D^2SD uses dual diffusion drafters to speed up LLM inference

Speculative decoding speeds up large language model inference by having a draft model generate multiple tokens in parallel, then verifying them in a single forward pass of the target model. Previous diffusion-based drafters produce an entire block of tokens at once but often commit to a single sequence — discarding all subsequent tokens if the first mismatch occurs. That leads to low acceptance rates. Simply generating more candidate sequences in parallel doesn't help much because redundant or poorly placed branches inflate computation without increasing accepted tokens.

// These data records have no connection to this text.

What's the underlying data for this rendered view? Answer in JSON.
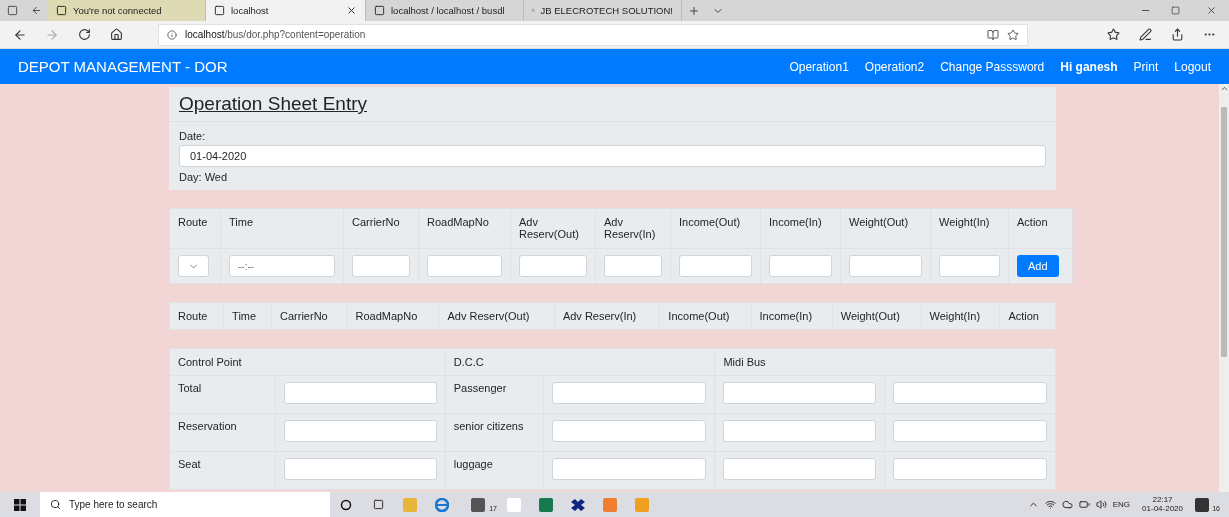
{
  "browser": {
    "tabs": [
      {
        "label": "You're not connected",
        "selected": false,
        "kind": "warning"
      },
      {
        "label": "localhost",
        "selected": true,
        "kind": "normal"
      },
      {
        "label": "localhost / localhost / busdl",
        "selected": false,
        "kind": "normal"
      },
      {
        "label": "JB ELECROTECH SOLUTION!",
        "selected": false,
        "kind": "normal"
      }
    ],
    "url_host": "localhost",
    "url_path": "/bus/dor.php?content=operation"
  },
  "navbar": {
    "brand": "DEPOT MANAGEMENT - DOR",
    "links": [
      {
        "label": "Operation1",
        "kind": "link"
      },
      {
        "label": "Operation2",
        "kind": "link"
      },
      {
        "label": "Change Passsword",
        "kind": "link"
      },
      {
        "label": "Hi ganesh",
        "kind": "user"
      },
      {
        "label": "Print",
        "kind": "link"
      },
      {
        "label": "Logout",
        "kind": "link"
      }
    ]
  },
  "sheet": {
    "title": "Operation Sheet Entry",
    "date_label": "Date:",
    "date_value": "01-04-2020",
    "day": "Day: Wed"
  },
  "entry_table": {
    "columns": [
      "Route",
      "Time",
      "CarrierNo",
      "RoadMapNo",
      "Adv Reserv(Out)",
      "Adv Reserv(In)",
      "Income(Out)",
      "Income(In)",
      "Weight(Out)",
      "Weight(In)",
      "Action"
    ],
    "time_placeholder": "--:--",
    "button": "Add"
  },
  "list_table": {
    "columns": [
      "Route",
      "Time",
      "CarrierNo",
      "RoadMapNo",
      "Adv Reserv(Out)",
      "Adv Reserv(In)",
      "Income(Out)",
      "Income(In)",
      "Weight(Out)",
      "Weight(In)",
      "Action"
    ]
  },
  "control_table": {
    "headers": [
      "Control Point",
      "D.C.C",
      "Midi Bus"
    ],
    "rows": [
      {
        "label": "Total",
        "label2": "Passenger"
      },
      {
        "label": "Reservation",
        "label2": "senior citizens"
      },
      {
        "label": "Seat",
        "label2": "luggage"
      }
    ]
  },
  "taskbar": {
    "search_placeholder": "Type here to search",
    "mail_count": "17",
    "language": "ENG",
    "time": "22:17",
    "date": "01-04-2020",
    "notification_count": "16"
  }
}
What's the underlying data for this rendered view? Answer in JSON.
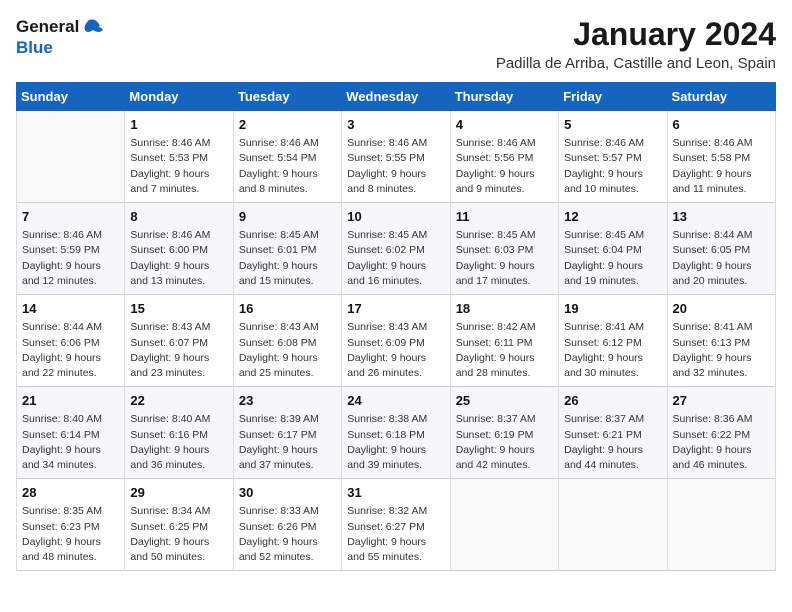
{
  "logo": {
    "line1": "General",
    "line2": "Blue"
  },
  "title": "January 2024",
  "location": "Padilla de Arriba, Castille and Leon, Spain",
  "days_of_week": [
    "Sunday",
    "Monday",
    "Tuesday",
    "Wednesday",
    "Thursday",
    "Friday",
    "Saturday"
  ],
  "weeks": [
    [
      {
        "day": "",
        "info": ""
      },
      {
        "day": "1",
        "info": "Sunrise: 8:46 AM\nSunset: 5:53 PM\nDaylight: 9 hours\nand 7 minutes."
      },
      {
        "day": "2",
        "info": "Sunrise: 8:46 AM\nSunset: 5:54 PM\nDaylight: 9 hours\nand 8 minutes."
      },
      {
        "day": "3",
        "info": "Sunrise: 8:46 AM\nSunset: 5:55 PM\nDaylight: 9 hours\nand 8 minutes."
      },
      {
        "day": "4",
        "info": "Sunrise: 8:46 AM\nSunset: 5:56 PM\nDaylight: 9 hours\nand 9 minutes."
      },
      {
        "day": "5",
        "info": "Sunrise: 8:46 AM\nSunset: 5:57 PM\nDaylight: 9 hours\nand 10 minutes."
      },
      {
        "day": "6",
        "info": "Sunrise: 8:46 AM\nSunset: 5:58 PM\nDaylight: 9 hours\nand 11 minutes."
      }
    ],
    [
      {
        "day": "7",
        "info": "Sunrise: 8:46 AM\nSunset: 5:59 PM\nDaylight: 9 hours\nand 12 minutes."
      },
      {
        "day": "8",
        "info": "Sunrise: 8:46 AM\nSunset: 6:00 PM\nDaylight: 9 hours\nand 13 minutes."
      },
      {
        "day": "9",
        "info": "Sunrise: 8:45 AM\nSunset: 6:01 PM\nDaylight: 9 hours\nand 15 minutes."
      },
      {
        "day": "10",
        "info": "Sunrise: 8:45 AM\nSunset: 6:02 PM\nDaylight: 9 hours\nand 16 minutes."
      },
      {
        "day": "11",
        "info": "Sunrise: 8:45 AM\nSunset: 6:03 PM\nDaylight: 9 hours\nand 17 minutes."
      },
      {
        "day": "12",
        "info": "Sunrise: 8:45 AM\nSunset: 6:04 PM\nDaylight: 9 hours\nand 19 minutes."
      },
      {
        "day": "13",
        "info": "Sunrise: 8:44 AM\nSunset: 6:05 PM\nDaylight: 9 hours\nand 20 minutes."
      }
    ],
    [
      {
        "day": "14",
        "info": "Sunrise: 8:44 AM\nSunset: 6:06 PM\nDaylight: 9 hours\nand 22 minutes."
      },
      {
        "day": "15",
        "info": "Sunrise: 8:43 AM\nSunset: 6:07 PM\nDaylight: 9 hours\nand 23 minutes."
      },
      {
        "day": "16",
        "info": "Sunrise: 8:43 AM\nSunset: 6:08 PM\nDaylight: 9 hours\nand 25 minutes."
      },
      {
        "day": "17",
        "info": "Sunrise: 8:43 AM\nSunset: 6:09 PM\nDaylight: 9 hours\nand 26 minutes."
      },
      {
        "day": "18",
        "info": "Sunrise: 8:42 AM\nSunset: 6:11 PM\nDaylight: 9 hours\nand 28 minutes."
      },
      {
        "day": "19",
        "info": "Sunrise: 8:41 AM\nSunset: 6:12 PM\nDaylight: 9 hours\nand 30 minutes."
      },
      {
        "day": "20",
        "info": "Sunrise: 8:41 AM\nSunset: 6:13 PM\nDaylight: 9 hours\nand 32 minutes."
      }
    ],
    [
      {
        "day": "21",
        "info": "Sunrise: 8:40 AM\nSunset: 6:14 PM\nDaylight: 9 hours\nand 34 minutes."
      },
      {
        "day": "22",
        "info": "Sunrise: 8:40 AM\nSunset: 6:16 PM\nDaylight: 9 hours\nand 36 minutes."
      },
      {
        "day": "23",
        "info": "Sunrise: 8:39 AM\nSunset: 6:17 PM\nDaylight: 9 hours\nand 37 minutes."
      },
      {
        "day": "24",
        "info": "Sunrise: 8:38 AM\nSunset: 6:18 PM\nDaylight: 9 hours\nand 39 minutes."
      },
      {
        "day": "25",
        "info": "Sunrise: 8:37 AM\nSunset: 6:19 PM\nDaylight: 9 hours\nand 42 minutes."
      },
      {
        "day": "26",
        "info": "Sunrise: 8:37 AM\nSunset: 6:21 PM\nDaylight: 9 hours\nand 44 minutes."
      },
      {
        "day": "27",
        "info": "Sunrise: 8:36 AM\nSunset: 6:22 PM\nDaylight: 9 hours\nand 46 minutes."
      }
    ],
    [
      {
        "day": "28",
        "info": "Sunrise: 8:35 AM\nSunset: 6:23 PM\nDaylight: 9 hours\nand 48 minutes."
      },
      {
        "day": "29",
        "info": "Sunrise: 8:34 AM\nSunset: 6:25 PM\nDaylight: 9 hours\nand 50 minutes."
      },
      {
        "day": "30",
        "info": "Sunrise: 8:33 AM\nSunset: 6:26 PM\nDaylight: 9 hours\nand 52 minutes."
      },
      {
        "day": "31",
        "info": "Sunrise: 8:32 AM\nSunset: 6:27 PM\nDaylight: 9 hours\nand 55 minutes."
      },
      {
        "day": "",
        "info": ""
      },
      {
        "day": "",
        "info": ""
      },
      {
        "day": "",
        "info": ""
      }
    ]
  ]
}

D^2SD (Dual Diffusion Speculative Decoding) solves this with a two-stage pipeline. The first diffusion drafter generates a block along with per-position confidence scores. These scores are used to build a confidence-guided prefix tree that identifies the most likely rejection boundary. Then the second variable-prefix diffusion drafter re-anchors at each selected prefix and proposes multiple alternative continuations in a single batched pass. The resulting candidates share common prefixes, so they can be verified simultaneously via cascade attention — dramatically increasing the number of tokens accepted per verification step.

Empirical results show D^2SD clearly outperforms both the underlying diffusion approach and strong autoregressive speculative decoding baselines. By recovering tokens that would otherwise be discarded, the method achieves higher throughput without sacrificing model quality. The work highlights how structured candidate diversity can make speculative decoding substantially more efficient, especially for latency-sensitive applications.